Something I didn’t know about the Pebble until after I received it is something I find myself using quite often: motion backlight. What does this mean? Well, if you are somewhere you can’t see the e-paper display of your Pebble, a simple flick of your wrist will activate the backlight for about 3-4 seconds, which is plenty of time to simply glance at the time or read the notification you just felt vibrate your wrist (vibration can be turned off if you wish). So if you had any worry about not being able to see it at night, worry no more.
But all this greatness doesn’t come without its flaws and setbacks, unfortunately. Pebble is made of plastic, and its light weight may make some think that it feels cheap, and therefore not worth the $150 price tag (yes, Pebble is $150). I’ll admit, it is a very lightweight device, but that isn’t always a good thing. On one hand, it makes it feel like you aren’t wearing it at times, which can be a good thing, but when coupled with a metal watchband, it feels much too light in relation to the watchband itself, giving it a very unbalanced effect. One central reason for timepieces is the design. While – as stated above – I love the understated, minimal design, it isn’t exactly what one would consider a “classic” or “stylish” design; this is something that could deter buyers immediately upon seeing it. If you are into minimal, into simple, you will fall in love with the look. But if you are someone that has more an appreciation of the class wristwatch design, you may be disappointed.
Also, as I have said many times, the potential of the device isn’t quite fully realized at this point because of the immaturity of the wearbles market. Sure, there are a good selection of applications (and very few – if any – are “crapware,” if you will), but nothing near what there could, and hopefully will be. Buying a device like this – especially in its first generation – is putting a lot of faith in the potential is device offers. At this point, there’s still a very real chance that adoption won’t be what Pebble, and myself at that, expect it to be.
As with any new product that runs any type of operating system, Pebble will have its flaws. Pebble OS 1.3, the currently available non-beta software (2.0 is in an open beta if you wish to use it), is very simple, and developers can’t really take much advantage of all Pebble has to offer. There are bugs every now and then, but for the most part it is a pleasant experience. Just as with the app market for this device, the 1st party software that Pebble has developed is still young, and will grow in the future. If you are worried it may be too immature at this point, you will probably want to hold off until either Pebble 2.0 is out, or we see some second generation hardware. Until then, you will be able to tell you are using a very young product, from a very young company.

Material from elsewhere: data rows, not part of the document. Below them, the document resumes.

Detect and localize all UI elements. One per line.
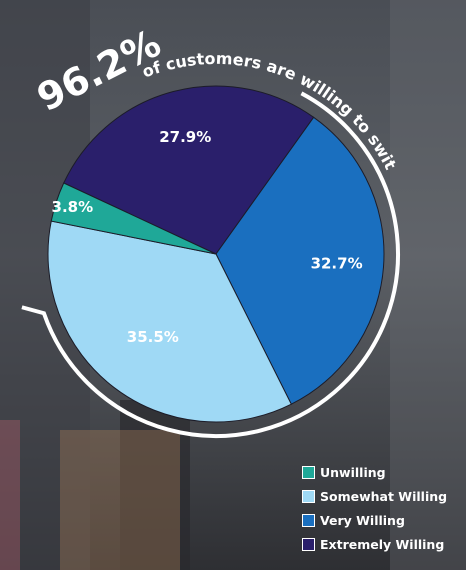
slice-label-somewhat-willing: 35.5%: [127, 328, 179, 346]
slice-label-unwilling: 3.8%: [52, 198, 94, 216]
legend: Unwilling Somewhat Willing Very Willing Ext…: [302, 460, 447, 556]
slice-label-very-willing: 32.7%: [311, 254, 363, 272]
legend-swatch: [302, 537, 315, 551]
legend-label: Very Willing: [320, 512, 405, 528]
legend-item-very-willing: Very Willing: [302, 508, 447, 532]
pie-slice-very-willing: [215, 116, 385, 405]
legend-label: Somewhat Willing: [320, 488, 448, 504]
legend-swatch: [302, 489, 315, 503]
legend-swatch: [302, 513, 315, 527]
legend-item-unwilling: Unwilling: [302, 460, 447, 484]
legend-item-extremely-willing: Extremely Willing: [302, 532, 447, 556]
slice-label-extremely-willing: 27.9%: [159, 128, 211, 146]
pie-slice-somewhat-willing: [47, 220, 292, 423]
pie-slice-unwilling: [50, 182, 217, 255]
legend-label: Extremely Willing: [320, 536, 445, 552]
legend-item-somewhat-willing: Somewhat Willing: [302, 484, 447, 508]
legend-label: Unwilling: [320, 464, 386, 480]
legend-swatch: [302, 465, 315, 479]
highlight-arc: [21, 91, 400, 438]
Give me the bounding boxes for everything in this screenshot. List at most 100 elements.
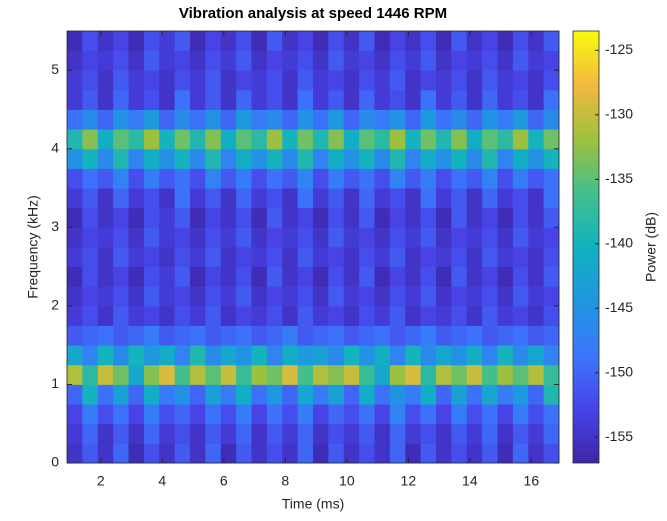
cell — [205, 404, 222, 425]
cell — [190, 305, 206, 326]
cell — [159, 247, 176, 268]
cell — [420, 443, 437, 464]
cell — [282, 207, 299, 228]
cell — [82, 247, 99, 268]
cell — [266, 227, 283, 248]
cell — [174, 188, 191, 209]
cell — [482, 207, 498, 228]
cell — [359, 325, 375, 346]
cell — [328, 89, 345, 110]
cell — [528, 188, 545, 209]
cell — [389, 109, 406, 130]
cell — [190, 266, 206, 287]
cell — [251, 148, 268, 169]
cell — [251, 443, 268, 464]
cell — [466, 364, 483, 385]
cell — [236, 266, 252, 287]
cell — [174, 168, 191, 189]
cell — [190, 423, 206, 444]
cell — [497, 109, 514, 130]
cell — [143, 207, 160, 228]
cell — [266, 286, 283, 307]
cell — [97, 443, 114, 464]
cell — [159, 109, 176, 130]
cell — [205, 286, 222, 307]
cell — [497, 345, 514, 366]
cell — [220, 404, 237, 425]
cell — [297, 364, 314, 385]
cell — [374, 443, 391, 464]
cell — [174, 345, 191, 366]
cell — [466, 148, 483, 169]
cell — [451, 286, 468, 307]
cell — [512, 345, 529, 366]
cell — [205, 148, 222, 169]
cell — [482, 31, 498, 52]
cell — [159, 325, 176, 346]
cell — [282, 168, 299, 189]
cell — [512, 109, 529, 130]
x-tick-label: 12 — [401, 473, 417, 489]
cell — [143, 247, 160, 268]
cell — [220, 364, 237, 385]
cell — [313, 345, 329, 366]
cell — [482, 129, 498, 150]
cell — [82, 423, 99, 444]
cell — [143, 89, 160, 110]
cell — [159, 129, 176, 150]
cell — [405, 423, 422, 444]
cell — [528, 286, 545, 307]
cell — [266, 443, 283, 464]
cell — [512, 423, 529, 444]
cell — [128, 50, 145, 71]
cell — [359, 109, 375, 130]
cell — [174, 286, 191, 307]
cell — [359, 384, 375, 405]
cell — [190, 129, 206, 150]
y-tick-label: 3 — [51, 218, 59, 234]
cell — [159, 423, 176, 444]
cell — [143, 384, 160, 405]
cell — [466, 31, 483, 52]
cell — [420, 384, 437, 405]
cell — [389, 129, 406, 150]
cell — [236, 286, 252, 307]
cell — [328, 325, 345, 346]
cell — [436, 188, 452, 209]
cell — [266, 207, 283, 228]
cell — [543, 423, 560, 444]
cell — [220, 227, 237, 248]
cell — [543, 89, 560, 110]
cell — [451, 423, 468, 444]
cell — [466, 266, 483, 287]
cell — [451, 109, 468, 130]
cell — [236, 227, 252, 248]
cell — [328, 129, 345, 150]
cell — [543, 109, 560, 130]
cell — [451, 129, 468, 150]
cell — [313, 89, 329, 110]
cell — [205, 89, 222, 110]
cell — [528, 129, 545, 150]
cell — [159, 50, 176, 71]
cell — [389, 404, 406, 425]
cell — [297, 384, 314, 405]
cell — [251, 50, 268, 71]
cell — [466, 207, 483, 228]
colorbar-tick-label: -130 — [605, 106, 633, 122]
cell — [159, 384, 176, 405]
cell — [113, 31, 129, 52]
cell — [528, 168, 545, 189]
cell — [451, 188, 468, 209]
cell — [405, 168, 422, 189]
cell — [512, 50, 529, 71]
cell — [482, 148, 498, 169]
cell — [97, 345, 114, 366]
cell — [236, 168, 252, 189]
cell — [297, 109, 314, 130]
cell — [420, 129, 437, 150]
cell — [159, 31, 176, 52]
cell — [67, 364, 83, 385]
cell — [497, 50, 514, 71]
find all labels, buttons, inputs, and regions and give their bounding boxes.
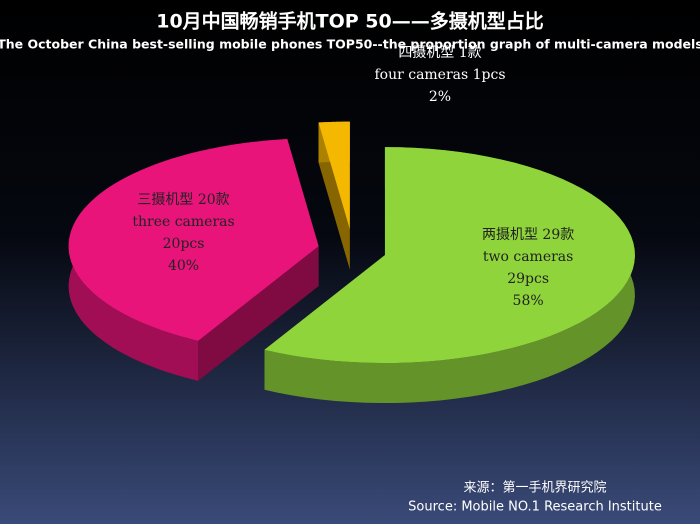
category-label: 四摄机型 1款 — [398, 45, 481, 61]
category-label: 两摄机型 29款 — [482, 227, 574, 243]
category-sublabel: two cameras — [483, 249, 573, 265]
category-sublabel: 29pcs — [507, 271, 549, 287]
value-label: 58% — [513, 293, 544, 309]
source-zh: 来源：第一手机界研究院 — [463, 481, 606, 496]
slice — [318, 121, 350, 230]
category-label: 三摄机型 20款 — [137, 192, 229, 208]
slice — [68, 139, 319, 341]
category-sublabel: 20pcs — [163, 236, 205, 252]
category-sublabel: three cameras — [132, 214, 234, 230]
slice-side — [198, 246, 319, 381]
value-label: 2% — [429, 89, 451, 105]
value-label: 40% — [168, 258, 199, 274]
source-en: Source: Mobile NO.1 Research Institute — [408, 500, 662, 515]
chart-title: 10月中国畅销手机TOP 50——多摄机型占比 — [156, 10, 544, 33]
chart-subtitle: The October China best-selling mobile ph… — [0, 37, 700, 52]
slice — [264, 147, 635, 364]
category-sublabel: four cameras 1pcs — [374, 67, 505, 83]
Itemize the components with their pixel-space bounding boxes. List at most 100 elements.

Overall, despite the downfalls, this is still one of the best purchases I’ve made. I can not completely explain how great of a product this is; the only way to truly appreciate it is to try it out for yourself. If you are on the edge about picking one up, I highly recommend you do so. It is a remarkable product, it has a blossoming development environment, and will only keep on getting better through software updates and increased developer support. Sure, there are setbacks and places where improvement is needed, but the improvements will come with time. It is a matter of patience. As an overall product, the awesomeness of this device can not be understated.